I think that is important to know (and to have some experience) all segments of audio production, from recording (in studio or on location) to final mixing and mastering.
I have done both professionally, but not at the same time. I used to mix music and do post as a hobby, now I do post professionally and do music as a hobby. I love both, but I prefer post.
Someone you may want to talk to though is Tim Prebble. He's around here somewhere...
He is a sound designer and composer from New Zealand. He recently did sound design for "The World's Fastest Indian", and he just got hired as the Music Supervisor for an upcoming film. He can fill you in on the details (as I'm sure he'll run across this post sometime soon).
In my opinion, it is difficult to pursue all three of the things you are talking about. At least at the same time.

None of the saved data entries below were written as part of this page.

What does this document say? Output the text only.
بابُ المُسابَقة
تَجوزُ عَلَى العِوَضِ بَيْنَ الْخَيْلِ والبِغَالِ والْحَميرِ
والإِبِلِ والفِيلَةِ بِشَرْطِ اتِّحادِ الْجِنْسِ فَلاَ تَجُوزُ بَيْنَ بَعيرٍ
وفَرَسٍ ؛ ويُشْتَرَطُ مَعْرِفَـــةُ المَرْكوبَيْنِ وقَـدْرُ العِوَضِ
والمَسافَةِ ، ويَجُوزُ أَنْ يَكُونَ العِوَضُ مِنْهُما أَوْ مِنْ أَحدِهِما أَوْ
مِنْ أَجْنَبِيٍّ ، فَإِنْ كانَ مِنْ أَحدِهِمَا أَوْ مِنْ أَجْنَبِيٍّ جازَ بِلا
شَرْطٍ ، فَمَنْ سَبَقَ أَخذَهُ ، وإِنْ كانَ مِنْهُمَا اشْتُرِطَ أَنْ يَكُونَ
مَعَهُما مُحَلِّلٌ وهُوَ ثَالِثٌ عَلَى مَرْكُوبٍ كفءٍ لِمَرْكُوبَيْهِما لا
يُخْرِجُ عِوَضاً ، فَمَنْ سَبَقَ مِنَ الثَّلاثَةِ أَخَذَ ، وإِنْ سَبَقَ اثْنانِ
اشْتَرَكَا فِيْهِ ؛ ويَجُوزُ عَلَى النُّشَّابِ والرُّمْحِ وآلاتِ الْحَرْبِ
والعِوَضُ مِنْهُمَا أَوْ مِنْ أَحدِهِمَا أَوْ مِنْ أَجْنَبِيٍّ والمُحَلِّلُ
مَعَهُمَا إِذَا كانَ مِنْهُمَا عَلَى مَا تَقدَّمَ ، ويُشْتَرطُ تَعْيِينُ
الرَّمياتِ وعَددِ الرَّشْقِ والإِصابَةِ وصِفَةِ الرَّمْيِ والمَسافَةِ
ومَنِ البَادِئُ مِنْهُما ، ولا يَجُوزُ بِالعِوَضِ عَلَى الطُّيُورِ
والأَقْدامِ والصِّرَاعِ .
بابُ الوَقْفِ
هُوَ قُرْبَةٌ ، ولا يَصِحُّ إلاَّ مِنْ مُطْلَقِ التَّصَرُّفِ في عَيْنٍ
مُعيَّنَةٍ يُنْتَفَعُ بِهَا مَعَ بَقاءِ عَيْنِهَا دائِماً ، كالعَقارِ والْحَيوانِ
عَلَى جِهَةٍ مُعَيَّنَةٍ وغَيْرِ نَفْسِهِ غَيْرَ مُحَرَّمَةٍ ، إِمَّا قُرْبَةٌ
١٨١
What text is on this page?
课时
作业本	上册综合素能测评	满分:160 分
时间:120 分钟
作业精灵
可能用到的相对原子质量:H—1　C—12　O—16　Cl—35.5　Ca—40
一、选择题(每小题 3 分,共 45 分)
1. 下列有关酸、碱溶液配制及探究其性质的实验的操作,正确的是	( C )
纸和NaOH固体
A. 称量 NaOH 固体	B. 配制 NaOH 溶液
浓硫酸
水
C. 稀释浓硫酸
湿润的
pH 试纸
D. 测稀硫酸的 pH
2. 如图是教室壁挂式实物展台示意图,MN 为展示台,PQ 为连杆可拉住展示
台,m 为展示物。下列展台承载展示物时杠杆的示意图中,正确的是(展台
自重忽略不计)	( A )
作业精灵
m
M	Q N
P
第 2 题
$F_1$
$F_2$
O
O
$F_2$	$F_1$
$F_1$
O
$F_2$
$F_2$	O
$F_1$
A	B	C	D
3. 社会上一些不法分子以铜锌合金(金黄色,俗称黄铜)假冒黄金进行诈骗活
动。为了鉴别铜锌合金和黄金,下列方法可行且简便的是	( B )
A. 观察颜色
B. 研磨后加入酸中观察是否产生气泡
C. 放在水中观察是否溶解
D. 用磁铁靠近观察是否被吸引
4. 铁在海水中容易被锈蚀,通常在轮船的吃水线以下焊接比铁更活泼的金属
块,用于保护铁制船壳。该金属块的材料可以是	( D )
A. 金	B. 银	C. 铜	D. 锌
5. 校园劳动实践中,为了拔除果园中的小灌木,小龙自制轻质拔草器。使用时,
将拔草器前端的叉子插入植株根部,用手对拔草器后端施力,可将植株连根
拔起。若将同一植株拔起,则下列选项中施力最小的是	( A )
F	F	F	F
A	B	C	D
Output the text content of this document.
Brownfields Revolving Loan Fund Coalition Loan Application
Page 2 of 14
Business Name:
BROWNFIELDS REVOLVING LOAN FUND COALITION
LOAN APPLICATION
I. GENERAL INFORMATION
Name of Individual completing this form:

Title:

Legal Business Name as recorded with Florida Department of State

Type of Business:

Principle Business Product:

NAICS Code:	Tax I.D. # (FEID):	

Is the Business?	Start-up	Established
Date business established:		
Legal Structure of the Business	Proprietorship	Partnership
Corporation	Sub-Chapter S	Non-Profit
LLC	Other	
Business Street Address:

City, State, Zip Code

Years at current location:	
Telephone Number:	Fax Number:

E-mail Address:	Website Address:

You don't want to be a jack of all trades (master of none). Every once and a while it can work out, but usually not. There's just so much to learn about all of them, and each one takes such a tremendous amount of networking and hustle. It would be very difficult to work as a freelancer trying to pursue all of them. I'd pick one to start with and follow it with all you've got. It'll give you a professional identity. Once you've established that, you can think about branching out.
Where are you training?
From a video game perspective, with the rise in recent years of indie games, it seems like it has become more common now for audio people working on these kind of games to be a one stop sound guy solution - recording, designing, and implementing sound effects, while also writing and producing the music. This is not to say that 'everybody' who's active as an audio person in the indie game world is working this way, but it's certainly a difference from the bigger budget titles, where job roles are more specialised.
I personally mainly work as a sound designer, but occasionally also produce music for promotion/commercial videos. So that's a bit of a hybrid, although music production is generally more of a hobby for me than a steady stream of income.